Thursday, June 14, 2012

Working on

The new reality for a lot of folks is that they are going to have to carry on working once they've passed their retirement age either through choice or simply because they cannot afford to retire, particularly on a state pension. Well according to various headlines today anyway, though most seem to miss a very obvious omission in the people who will have to carry on working.
Express.
BRITAIN’S economic crisis has almost doubled the number of pensioners forced to work in their retirement as they struggle to cope with the rising cost of living.
Pensioners are driving taxis, cleaning houses and even taking care of the elderly in a bid to pay their bills.
As many as 1.4 million ­people were working beyond 65 last year – up from around 800,000 in 2000, ­official figures showed.
A high proportion of men had stayed on in “higher skilled” executive jobs – such as sales directors or chief executives, the Office for National Statistics found.
Vince Smith-Hughes, a retirement expert at Prudential, described the research as reflecting a “new retirement reality” which will see people having to work for even longer.
“More than 10 per cent of people who had planned to retire this year are making alternative arrangements and putting off drawing their pensions for the time being,” he said. “The retirement landscape is changing and as a result retiring at 65 is no longer a given for the vast majority of people.”
Retiring at 65 will soon be a thing of the past anyway, the government intends to raise the retirement age to 67 by 2028, though why they're waiting so long is a bit of a mystery.
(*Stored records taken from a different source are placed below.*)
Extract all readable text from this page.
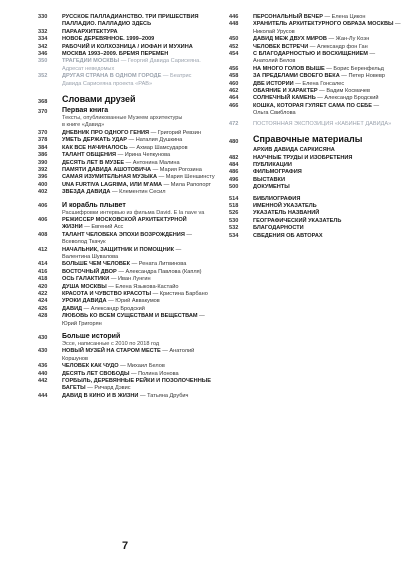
330	РУССКОЕ ПАЛЛАДИАНСТВО. ТРИ ПРИШЕСТВИЯ
ПАЛЛАДИО. ПАЛЛАДИО ЗДЕСЬ
332	ПАРААРХИТЕКТУРА
334	НОВОЕ ДЕРЕВЯННОЕ. 1999–2009
342	РАБОЧИЙ И КОЛХОЗНИЦА / ИОФАН И МУХИНА
346	МОСКВА 1993–2009. БРЕМЯ ПЕРЕМЕН
350	ТРАГЕДИИ МОСКВЫ — Георгий Давида Сарисеяна.
Адресат неведомых
352	ДРУГАЯ СТРАНА В ОДНОМ ГОРОДЕ — Беатрис
Давида Сарисеяна проекта «РАВ»
368 Словами друзей
370 Первая книга
Тексты, опубликованные Музеем архитектуры
в книге «Давид»
370	ДНЕВНИК ПРО ОДНОГО ГЕНИЯ — Григорий Ревзин
378	УМЕТЬ ДЕРЖАТЬ УДАР — Наталия Душкина
384	КАК ВСЕ НАЧИНАЛОСЬ — Ахмар Шамсударов
386	ТАЛАНТ ОБЩЕНИЯ — Ирина Чепкунова
390	ДЕСЯТЬ ЛЕТ В МУЗЕЕ — Антонина Малина
392	ПАМЯТИ ДАВИДА АШОТОВИЧА — Мария Рогозина
396	САМАЯ ИЗУМИТЕЛЬНАЯ МУЗЫКА — Мария Шеншинсту
400	UNA FURTIVA LAGRIMA, ИЛИ M'AMA — Мила Рапопорт
402	ЗВЕЗДА ДАВИДА — Клементин Сесил
406 И корабль плывет
Расшифровки интервью из фильма David. E la nave va
406	РЕЖИССЕР МОСКОВСКОЙ АРХИТЕКТУРНОЙ
ЖИЗНИ — Евгений Асс
408	ТАЛАНТ ЧЕЛОВЕКА ЭПОХИ ВОЗРОЖДЕНИЯ —
Всеволод Ткачук
412	НАЧАЛЬНИК, ЗАЩИТНИК И ПОМОЩНИК —
Валентина Шувалова
414	БОЛЬШЕ ЧЕМ ЧЕЛОВЕК — Рената Литвинова
416	ВОСТОЧНЫЙ ДВОР — Александра Павлова (Капля)
418	ОСЬ ГАЛАКТИКИ — Иван Лунгин
420	ДУША МОСКВЫ — Елена Языкова-Кастайо
422	КРАСОТА И ЧУВСТВО КРАСОТЫ — Кристина Барбано
424	УРОКИ ДАВИДА — Юрий Аввакумов
426	ДАВИД — Александр Бродский
428	ЛЮБОВЬ КО ВСЕМ СУЩЕСТВАМ И ВЕЩЕСТВАМ —
Юрий Григорян
430 Больше историй
Эссе, написанные с 2010 по 2018 год
430	НОВЫЙ МУЗЕЙ НА СТАРОМ МЕСТЕ — Анатолий
Коршунов
436	ЧЕЛОВЕК КАК ЧУДО — Михаил Белов
440	ДЕСЯТЬ ЛЕТ СВОБОДЫ — Полина Ионова
442	ГОРБЫЛЬ, ДЕРЕВЯННЫЕ РЕЙКИ И ПОЗОЛОЧЕННЫЕ
БАГЕТЫ — Ричард Дэвис
444	ДАВИД В КИНО И В ЖИЗНИ — Татьяна Друбич
446	ПЕРСОНАЛЬНЫЙ ВЕЧЕР — Елена Цикон
448	ХРАНИТЕЛЬ АРХИТЕКТУРНОГО ОБРАЗА МОСКВЫ —
Николай Урусов
450	ДАВИД МЕЖ ДВУХ МИРОВ — Жан-Лу Коэн
452	ЧЕЛОВЕК ВСТРЕЧИ — Александр фон Ган
454	С БЛАГОДАРНОСТЬЮ И ВОСХИЩЕНИЕМ —
Анатолий Белов
456	НА МНОГО ГОЛОВ ВЫШЕ — Борис Беренфельд
458	ЗА ПРЕДЕЛАМИ СВОЕГО ВЕКА — Петер Новевр
460	ДВЕ ИСТОРИИ — Елена Гонсалес
462	ОБАЯНИЕ И ХАРАКТЕР — Вадим Космачев
464	СОЛНЕЧНЫЙ КАМЕНЬ — Александр Бродский
466	КОШКА, КОТОРАЯ ГУЛЯЕТ САМА ПО СЕБЕ —
Ольга Свиблова
472	ПОСТОЯННАЯ ЭКСПОЗИЦИЯ «КАБИНЕТ ДАВИДА»
480 Справочные материалы
АРХИВ ДАВИДА САРКИСЯНА
482	НАУЧНЫЕ ТРУДЫ И ИЗОБРЕТЕНИЯ
484	ПУБЛИКАЦИИ
486	ФИЛЬМОГРАФИЯ
496	ВЫСТАВКИ
500	ДОКУМЕНТЫ
514	БИБЛИОГРАФИЯ
518	ИМЕННОЙ УКАЗАТЕЛЬ
526	УКАЗАТЕЛЬ НАЗВАНИЙ
530	ГЕОГРАФИЧЕСКИЙ УКАЗАТЕЛЬ
532	БЛАГОДАРНОСТИ
534	СВЕДЕНИЯ ОБ АВТОРАХ
7
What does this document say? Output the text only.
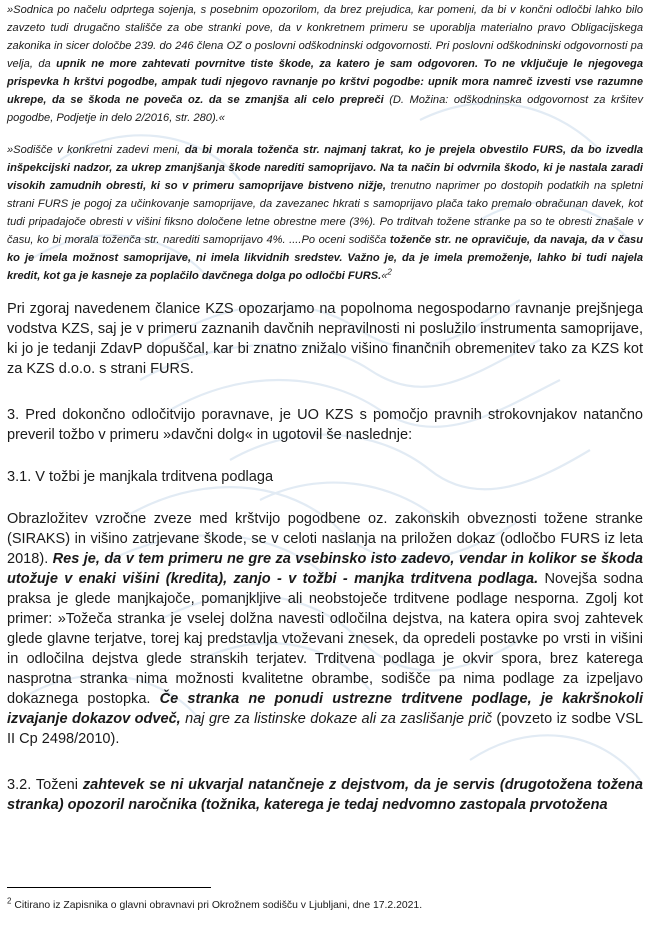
»Sodnica po načelu odprtega sojenja, s posebnim opozorilom, da brez prejudica, kar pomeni, da bi v končni odločbi lahko bilo zavzeto tudi drugačno stališče za obe stranki pove, da v konkretnem primeru se uporablja materialno pravo Obligacijskega zakonika in sicer določbe 239. do 246 člena OZ o poslovni odškodninski odgovornosti. Pri poslovni odškodninski odgovornosti pa velja, da upnik ne more zahtevati povrnitve tiste škode, za katero je sam odgovoren. To ne vključuje le njegovega prispevka h krštvi pogodbe, ampak tudi njegovo ravnanje po krštvi pogodbe: upnik mora namreč izvesti vse razumne ukrepe, da se škoda ne poveča oz. da se zmanjša ali celo prepreči (D. Možina: odškodninska odgovornost za kršitev pogodbe, Podjetje in delo 2/2016, str. 280).«

»Sodišče v konkretni zadevi meni, da bi morala toženča str. najmanj takrat, ko je prejela obvestilo FURS, da bo izvedla inšpekcijski nadzor, za ukrep zmanjšanja škode narediti samoprijavo. Na ta način bi odvrnila škodo, ki je nastala zaradi visokih zamudnih obresti, ki so v primeru samoprijave bistveno nižje, trenutno naprimer po dostopih podatkih na spletni strani FURS je pogoj za učinkovanje samoprijave, da zavezanec hkrati s samoprijavo plača tako premalo obračunan davek, kot tudi pripadajoče obresti v višini fiksno določene letne obrestne mere (3%). Po trditvah tožene stranke pa so te obresti znašale v času, ko bi morala toženča str. narediti samoprijavo 4%. ....Po oceni sodišča toženče str. ne opravičuje, da navaja, da v času ko je imela možnost samoprijave, ni imela likvidnih sredstev. Važno je, da je imela premoženje, lahko bi tudi najela kredit, kot ga je kasneje za poplačilo davčnega dolga po odločbi FURS.«$^2$

Pri zgoraj navedenem članice KZS opozarjamo na popolnoma negospodarno ravnanje prejšnjega vodstva KZS, saj je v primeru zaznanih davčnih nepravilnosti ni poslužilo instrumenta samoprijave, ki jo je tedanji ZdavP dopuščal, kar bi znatno znižalo višino finančnih obremenitev tako za KZS kot za KZS d.o.o. s strani FURS.

3. Pred dokončno odločitvijo poravnave, je UO KZS s pomočjo pravnih strokovnjakov natančno preveril tožbo v primeru »davčni dolg« in ugotovil še naslednje:

3.1. V tožbi je manjkala trditvena podlaga

Obrazložitev vzročne zveze med krštvijo pogodbene oz. zakonskih obveznosti tožene stranke (SIRAKS) in višino zatrjevane škode, se v celoti naslanja na priložen dokaz (odločbo FURS iz leta 2018). Res je, da v tem primeru ne gre za vsebinsko isto zadevo, vendar in kolikor se škoda utožuje v enaki višini (kredita), zanjo - v tožbi - manjka trditvena podlaga. Novejša sodna praksa je glede manjkajoče, pomanjkljive ali neobstoječe trditvene podlage nesporna. Zgolj kot primer: »Tožeča stranka je vselej dolžna navesti odločilna dejstva, na katera opira svoj zahtevek glede glavne terjatve, torej kaj predstavlja vtoževani znesek, da opredeli postavke po vrsti in višini in odločilna dejstva glede stranskih terjatev. Trditvena podlaga je okvir spora, brez katerega nasprotna stranka nima možnosti kvalitetne obrambe, sodišče pa nima podlage za izpeljavo dokaznega postopka. Če stranka ne ponudi ustrezne trditvene podlage, je kakršnokoli izvajanje dokazov odveč, naj gre za listinske dokaze ali za zaslišanje prič (povzeto iz sodbe VSL II Cp 2498/2010).

3.2. Toženi zahtevek se ni ukvarjal natančneje z dejstvom, da je servis (drugotožena tožena stranka) opozoril naročnika (tožnika, katerega je tedaj nedvomno zastopala prvotožena

$^2$ Citirano iz Zapisnika o glavni obravnavi pri Okrožnem sodišču v Ljubljani, dne 17.2.2021.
But the hidden omission in all this talk is that whatever the retirement age is for the private sector or getting your hands on a state pension, the same rules don't apply to the public sector who are hell bent on keeping their gold plated index linked pensions and retiring at an age that those who work in the private sector can only dream of (whilst paying taxes to pay for the public sectors largesse in its pension scheme) Indeed if the state hadn't run up such a massive public debt (thank you Labour and thank you Tories for continuing the madness) we wouldn't be in this position now, there would just about be enough money in the pot to keep our pensioners in a degree of comfort. That coupled with the politicians lunacy in demanding 'green' energy coupled with expensive fuel bills means that many of us will never ever be able to afford to retire unless we get lucky on the lottery.
This sadly is the legacy of massive government, idiotic left wing policies, socialist leaning unions and a lack of duty of care to a vulnerable section of our society.
Work, starve or freeze in the winters that we were no longer supposed to have.

3 annotations:

Anonymous said...

Of course the way the markets are at the moment, and the fact that the dribbling idiot Cyclops Brown made UK pensions among the worst in the developed world, people would be daft to take their pension at the moment.

Of course it may not get better; it may even get worse, but when I started saving for a pension I was told that I'd need £100,000 in my pot for a £16,000 a year pension.

Now you would need around £300,000 to get that. And most people like me will never be able to save £300,000 without living on bread and water and sleeping on the beach. So we will have around £2,000 pensions and have to get state help when we are too old to work. Brilliant.

The fact that older people stay in work does, of course, limit the number of jobs for young people, increasing the dreaded youth unemployment situation, about which the government appears to have done nothing but fiddle figures, and hand vast amounts of tax pounds to crooked companies that invent their results.

On every occasion when a report has shown that jobcentre staff get better results (and god knows they are hopeless) the work is taken from JC+ and given to the private companies, which sit back and do sod all, and claim big sums.

And the UK governments of both types do nothing... except give them more contracts.

I expect we shall find in the future ex cabinet secretaries having seats on their boards, a little like that Hewett female who was English Health Secretary, started dismantle your health service, and got herself set up for half a dozen or so directorships when she was booted out of office for being a useless cow (to be replaced by the arrogant b*****d Lansley, who is doing exactly the same thing, only faster.

Tarka the Rotter said...

It's time we, the people, held Brown personally to account for his raid on pensions...time for legal action

James Higham said...

Big troubles coming, QM, big troubles.